HOUSTON—Hewlett-Packard is opening up three more competency centers around the world to help customers looking to implement service-oriented architectures.
The SOA centers—in Bangalore, India, Singapore and Cupertino, Calif.—are part of a larger $500 million investment HP is making in the technology, which calls for integrating services to create service-enabled applications tied together for specific business purposes.
HP announced the new centers Sept. 18 at its HP Technology Forum here. The three new centers will join two others that HP, of Palo Alto, Calif., is already running. The others are in Tokyo and Sophia Antipolis, France.
More than 100 people already have taken advantage of the existing centers, according to HP officials.
Ann Livermore, executive vice president of HPs Technology Solutions Group, said in an interview here that customers are gaining a greater understanding of SOAs and how they can help improve their businesses. Now, she said, theyre looking to HP for help in implementing them.
The competency centers—and the 6,500 people who work in them—”give [customers] a place to come where they know the experts are,” Livermore said.
The centers will give users proof-of-concepts, tutorials and help in designing and implementing the SOAs, she said. They also will be a way for HP to showcase its capabilities in such areas as IT architecture, management and security.
Analysts expects businesses to continue to adopt SOAs. According to Gartner, of Stamford, Conn., by 2010, at least 65 percent of large enterprises will have more than 35 percent of their applications built through SOAs.
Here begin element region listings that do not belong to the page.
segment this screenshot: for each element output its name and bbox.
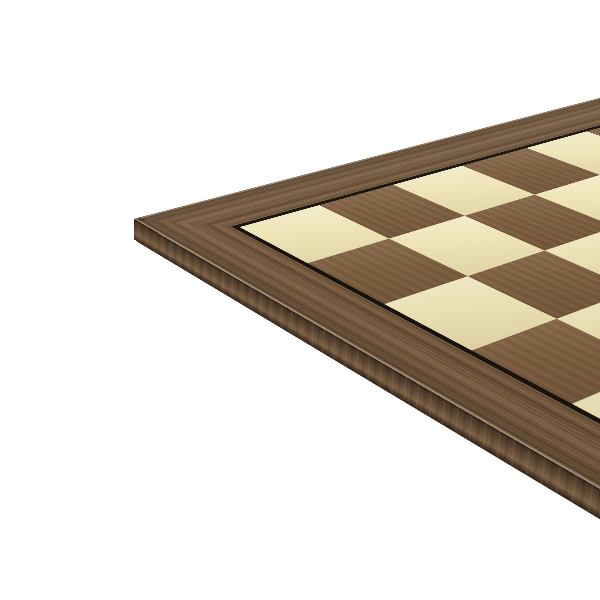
- square: [472, 319, 600, 404]
- product-photo-background: [0, 0, 600, 600]
- square: [572, 367, 600, 465]
- square: [545, 227, 600, 290]
- square: [389, 216, 545, 276]
- square: [307, 239, 467, 304]
- square: [468, 251, 600, 319]
- square: [557, 290, 600, 368]
- square: [384, 276, 557, 350]
- board-top-face: [134, 64, 600, 600]
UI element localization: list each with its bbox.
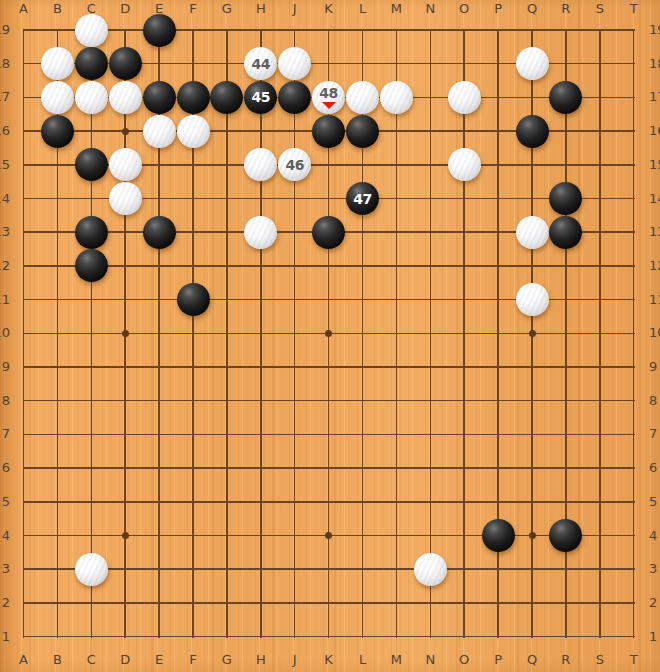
coord-label-bottom: A <box>12 652 36 667</box>
stone-white[interactable] <box>75 14 108 47</box>
stone-black[interactable] <box>312 115 345 148</box>
coord-label-left: 3 <box>0 561 10 577</box>
stone-white[interactable] <box>516 216 549 249</box>
stone-white[interactable] <box>346 81 379 114</box>
last-move-marker-icon <box>322 102 336 109</box>
stone-white[interactable] <box>278 47 311 80</box>
coord-label-bottom: G <box>215 652 239 667</box>
coord-label-left: 6 <box>0 460 10 476</box>
stone-black[interactable] <box>177 283 210 316</box>
stone-black[interactable] <box>109 47 142 80</box>
move-number-label: 48 <box>312 81 345 114</box>
stone-black[interactable] <box>516 115 549 148</box>
coord-label-top: H <box>249 1 273 16</box>
move-number-label: 46 <box>278 148 311 181</box>
coord-label-right: 12 <box>649 258 660 274</box>
coord-label-right: 14 <box>649 191 660 207</box>
coord-label-top: G <box>215 1 239 16</box>
coord-label-left: 19 <box>0 22 10 38</box>
stone-white[interactable] <box>380 81 413 114</box>
coord-label-left: 7 <box>0 426 10 442</box>
stone-black[interactable] <box>482 519 515 552</box>
grid-line-horizontal <box>23 467 635 469</box>
stone-black[interactable] <box>75 148 108 181</box>
stone-white[interactable] <box>41 47 74 80</box>
stone-black[interactable] <box>549 519 582 552</box>
coord-label-bottom: K <box>317 652 341 667</box>
coord-label-top: D <box>113 1 137 16</box>
stone-white[interactable] <box>75 553 108 586</box>
coord-label-top: T <box>622 1 646 16</box>
coord-label-left: 2 <box>0 595 10 611</box>
coord-label-left: 13 <box>0 224 10 240</box>
coord-label-left: 15 <box>0 157 10 173</box>
stone-black[interactable] <box>75 47 108 80</box>
coord-label-top: M <box>384 1 408 16</box>
stone-black[interactable] <box>75 216 108 249</box>
coord-label-left: 9 <box>0 359 10 375</box>
go-game-screen: AABBCCDDEEFFGGHHJJKKLLMMNNOOPPQQRRSSTT19… <box>0 0 660 672</box>
stone-black[interactable] <box>143 81 176 114</box>
coord-label-top: A <box>12 1 36 16</box>
stone-black[interactable] <box>312 216 345 249</box>
coord-label-top: J <box>283 1 307 16</box>
stone-black[interactable] <box>41 115 74 148</box>
star-point <box>122 532 129 539</box>
coord-label-top: F <box>181 1 205 16</box>
coord-label-top: S <box>588 1 612 16</box>
stone-white[interactable]: 46 <box>278 148 311 181</box>
coord-label-right: 4 <box>649 528 660 544</box>
coord-label-right: 8 <box>649 393 660 409</box>
stone-white[interactable] <box>244 216 277 249</box>
coord-label-left: 10 <box>0 325 10 341</box>
stone-white[interactable] <box>41 81 74 114</box>
coord-label-right: 11 <box>649 292 660 308</box>
coord-label-left: 16 <box>0 123 10 139</box>
go-board[interactable]: AABBCCDDEEFFGGHHJJKKLLMMNNOOPPQQRRSSTT19… <box>0 0 660 672</box>
move-number-label: 44 <box>244 47 277 80</box>
star-point <box>529 532 536 539</box>
coord-label-right: 2 <box>649 595 660 611</box>
coord-label-right: 13 <box>649 224 660 240</box>
coord-label-bottom: J <box>283 652 307 667</box>
coord-label-right: 1 <box>649 629 660 645</box>
coord-label-right: 19 <box>649 22 660 38</box>
move-number-label: 47 <box>346 182 379 215</box>
coord-label-bottom: D <box>113 652 137 667</box>
coord-label-right: 15 <box>649 157 660 173</box>
stone-black[interactable] <box>278 81 311 114</box>
star-point <box>122 128 129 135</box>
stone-white[interactable] <box>109 81 142 114</box>
coord-label-bottom: R <box>554 652 578 667</box>
coord-label-left: 11 <box>0 292 10 308</box>
coord-label-left: 12 <box>0 258 10 274</box>
stone-black[interactable] <box>549 81 582 114</box>
coord-label-right: 18 <box>649 56 660 72</box>
grid-line-horizontal <box>23 501 635 503</box>
stone-white[interactable] <box>177 115 210 148</box>
stone-white[interactable] <box>516 47 549 80</box>
coord-label-bottom: E <box>147 652 171 667</box>
grid-line-vertical <box>633 29 635 638</box>
coord-label-bottom: M <box>384 652 408 667</box>
coord-label-right: 16 <box>649 123 660 139</box>
stone-black[interactable] <box>210 81 243 114</box>
coord-label-bottom: F <box>181 652 205 667</box>
stone-black[interactable] <box>346 115 379 148</box>
stone-black[interactable] <box>549 182 582 215</box>
coord-label-bottom: T <box>622 652 646 667</box>
coord-label-top: B <box>45 1 69 16</box>
stone-white[interactable] <box>244 148 277 181</box>
grid-line-horizontal <box>23 568 635 570</box>
coord-label-bottom: B <box>45 652 69 667</box>
coord-label-right: 5 <box>649 494 660 510</box>
coord-label-left: 1 <box>0 629 10 645</box>
coord-label-left: 14 <box>0 191 10 207</box>
stone-white[interactable] <box>516 283 549 316</box>
grid-line-vertical <box>396 29 398 638</box>
stone-black[interactable] <box>549 216 582 249</box>
stone-white[interactable] <box>414 553 447 586</box>
grid-line-horizontal <box>23 400 635 402</box>
stone-black[interactable]: 45 <box>244 81 277 114</box>
grid-line-vertical <box>463 29 465 638</box>
coord-label-left: 5 <box>0 494 10 510</box>
coord-label-bottom: P <box>486 652 510 667</box>
stone-white[interactable] <box>448 81 481 114</box>
coord-label-top: K <box>317 1 341 16</box>
stone-black[interactable] <box>143 14 176 47</box>
coord-label-bottom: S <box>588 652 612 667</box>
coord-label-top: P <box>486 1 510 16</box>
coord-label-bottom: O <box>452 652 476 667</box>
stone-black[interactable] <box>75 249 108 282</box>
grid-line-horizontal <box>23 434 635 436</box>
stone-white[interactable]: 44 <box>244 47 277 80</box>
coord-label-bottom: L <box>351 652 375 667</box>
stone-white[interactable] <box>75 81 108 114</box>
stone-white[interactable]: 48 <box>312 81 345 114</box>
coord-label-right: 10 <box>649 325 660 341</box>
coord-label-bottom: C <box>79 652 103 667</box>
coord-label-right: 3 <box>649 561 660 577</box>
coord-label-bottom: H <box>249 652 273 667</box>
coord-label-left: 18 <box>0 56 10 72</box>
coord-label-top: N <box>418 1 442 16</box>
star-point <box>529 330 536 337</box>
star-point <box>325 330 332 337</box>
star-point <box>122 330 129 337</box>
coord-label-top: R <box>554 1 578 16</box>
coord-label-right: 17 <box>649 89 660 105</box>
grid-line-vertical <box>430 29 432 638</box>
grid-line-horizontal <box>23 366 635 368</box>
coord-label-left: 4 <box>0 528 10 544</box>
coord-label-top: L <box>351 1 375 16</box>
grid-line-horizontal <box>23 636 635 638</box>
stone-black[interactable] <box>143 216 176 249</box>
star-point <box>325 532 332 539</box>
coord-label-left: 8 <box>0 393 10 409</box>
coord-label-right: 6 <box>649 460 660 476</box>
coord-label-left: 17 <box>0 89 10 105</box>
stone-black[interactable]: 47 <box>346 182 379 215</box>
coord-label-top: Q <box>520 1 544 16</box>
grid-line-vertical <box>599 29 601 638</box>
coord-label-top: O <box>452 1 476 16</box>
coord-label-right: 9 <box>649 359 660 375</box>
coord-label-bottom: Q <box>520 652 544 667</box>
coord-label-bottom: N <box>418 652 442 667</box>
coord-label-right: 7 <box>649 426 660 442</box>
stone-white[interactable] <box>448 148 481 181</box>
stone-white[interactable] <box>143 115 176 148</box>
stone-white[interactable] <box>109 182 142 215</box>
stone-black[interactable] <box>177 81 210 114</box>
move-number-label: 45 <box>244 81 277 114</box>
grid-line-horizontal <box>23 602 635 604</box>
stone-white[interactable] <box>109 148 142 181</box>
That follows the trend that Livermore said HP is seeing. Most of the interest now is coming from larger customers with the skill set to handle such deployments.
Other vendors also are pushing forward with SOAs. At its TechEd conference Sept. 12, SAP—which first introduced its ESA (enterprise services strategy) three years ago—introduced its Business Process Expert community designed to help drive SOA adoption throughout the industry.
SAP is expecting to complete its initiative in 2007. It not only calls for building new applications, but also for componentizing older software on its NetWeaver platform.